In another, more subtle example, Saudi Arabia banned the cultivation of animal-feed grasses like alfalfa, for the simple reason that it consumed water at an unsustainable rate. The demand for dairy products is high in that country, though. A multinational company based in Saudi Arabia promptly purchased large tracts of farmland in California and Arizona, setting them to grow alfalfa, a famously thirsty crop centered in some of the most water-stressed regions of the country. Just as in Madagascar, it’s perhaps naive to believe that foreign owners of US farmland are going to have the long-term well-being of the nation, its ability to feed its people, and its environmental health at top of mind.

Changing Food Habits

Saudi Arabia’s acquisition of farmland with the intention to grow alfalfa is an example of a related concern. Historically, as cultures and their populations begin to gain wealth, the first changes they make are to their diet. Moving from low-nutrition subsistence diets consisting of grains like rice, wheat, and corn, people begin to consume more meat and dairy, which require much higher levels of resources to produce. As the wealth of a population increases, even more resource-intensive foods are consumed. Affluent populations consume primarily fats, drinks, and other foods derived from animal sources. The resource demands for this type of diet are dramatic.
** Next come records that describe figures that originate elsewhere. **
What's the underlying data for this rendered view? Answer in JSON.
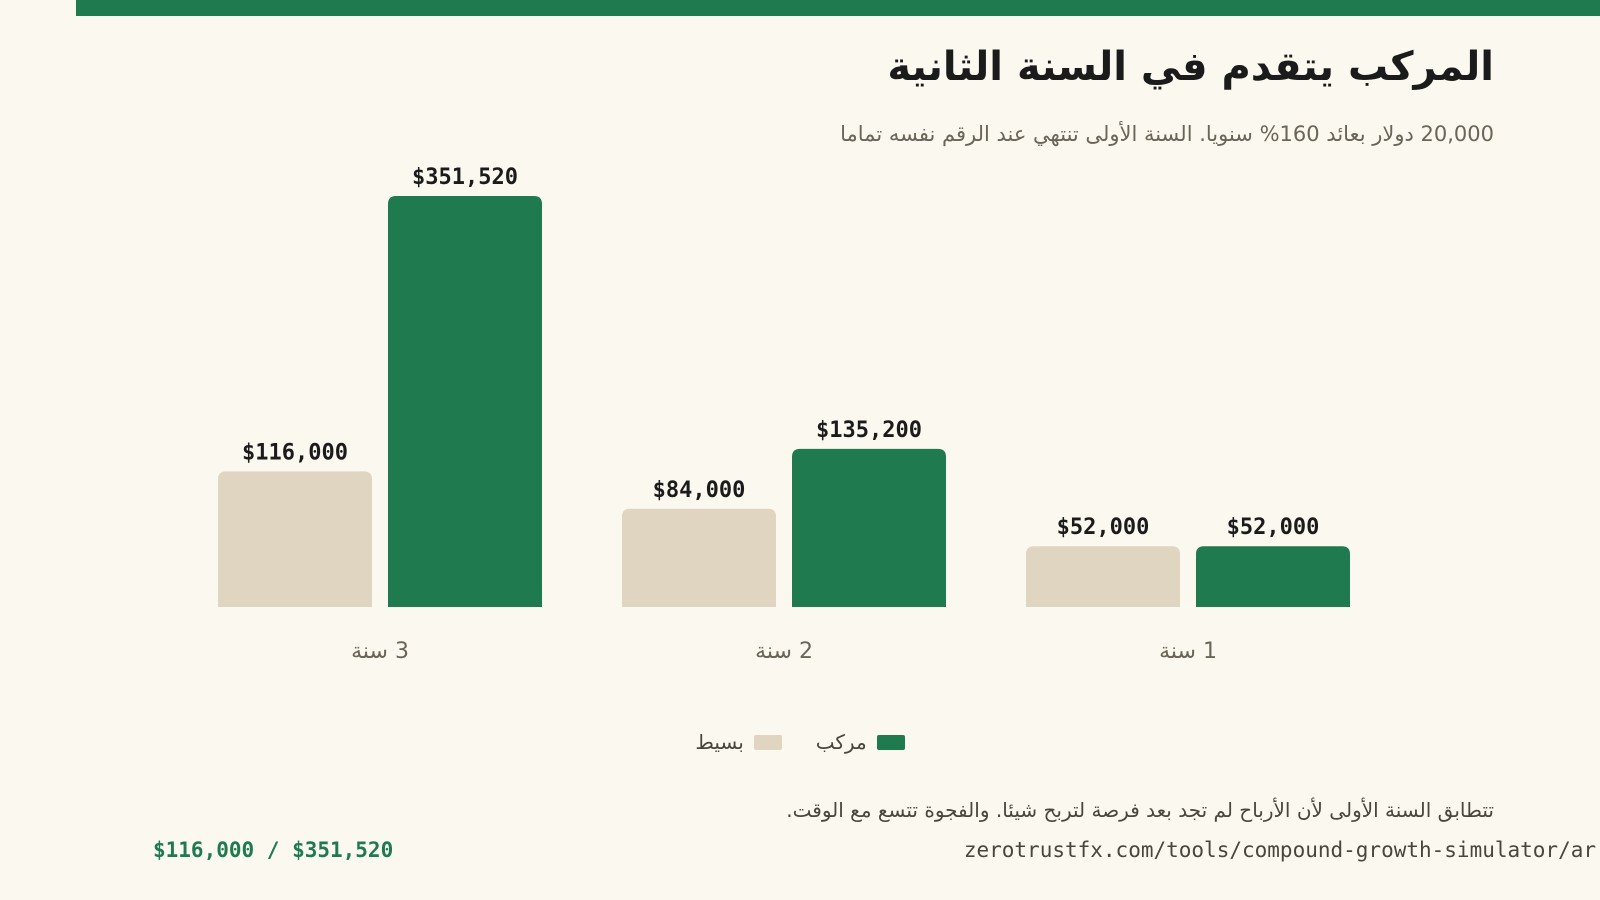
{
  "header": {
    "title": "المركب يتقدم في السنة الثانية",
    "subtitle": "20,000 دولار بعائد 160% سنويا. السنة الأولى تنتهي عند الرقم نفسه تماما"
  },
  "colors": {
    "accent": "#1f7a50",
    "simple": "#dfd5c1",
    "compound": "#1f7a50",
    "background": "#fbf8f0"
  },
  "chart_data": {
    "type": "bar",
    "categories": [
      "1 سنة",
      "2 سنة",
      "3 سنة"
    ],
    "category_order": "right-to-left",
    "series": [
      {
        "name": "بسيط",
        "values": [
          52000,
          84000,
          116000
        ],
        "labels": [
          "$52,000",
          "$84,000",
          "$116,000"
        ]
      },
      {
        "name": "مركب",
        "values": [
          52000,
          135200,
          351520
        ],
        "labels": [
          "$52,000",
          "$135,200",
          "$351,520"
        ]
      }
    ],
    "title": "المركب يتقدم في السنة الثانية",
    "subtitle": "20,000 دولار بعائد 160% سنويا. السنة الأولى تنتهي عند الرقم نفسه تماما",
    "xlabel": "",
    "ylabel": "",
    "ylim": [
      0,
      351520
    ],
    "grid": false,
    "legend_position": "bottom-center"
  },
  "legend": {
    "items": [
      {
        "label": "مركب"
      },
      {
        "label": "بسيط"
      }
    ]
  },
  "footer": {
    "note": "تتطابق السنة الأولى لأن الأرباح لم تجد بعد فرصة لتربح شيئا. والفجوة تتسع مع الوقت.",
    "ratio": "$116,000 / $351,520",
    "source": "zerotrustfx.com/tools/compound-growth-simulator/ar"
  }
}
On average, 1000 gallons of water are needed to produce 1 gallon of milk. Even more alarming, it requires 1,847 gallons of water to produce a single pound of beef.  In contrast, the water footprint for soybeans and corn is 206 gallons and 108 gallons respectively. Rising production of resource-intensive foods across the globe will continue to increase pressure on limited freshwater sources.

The long-term question of agricultural sustainability and our ability to feed the human population is likely to hinge on our ability to foster fundamental changes to diets across the world: sustainable use of resources, balanced by sufficient nutrition, to ensure fundamental levels of health and well-being.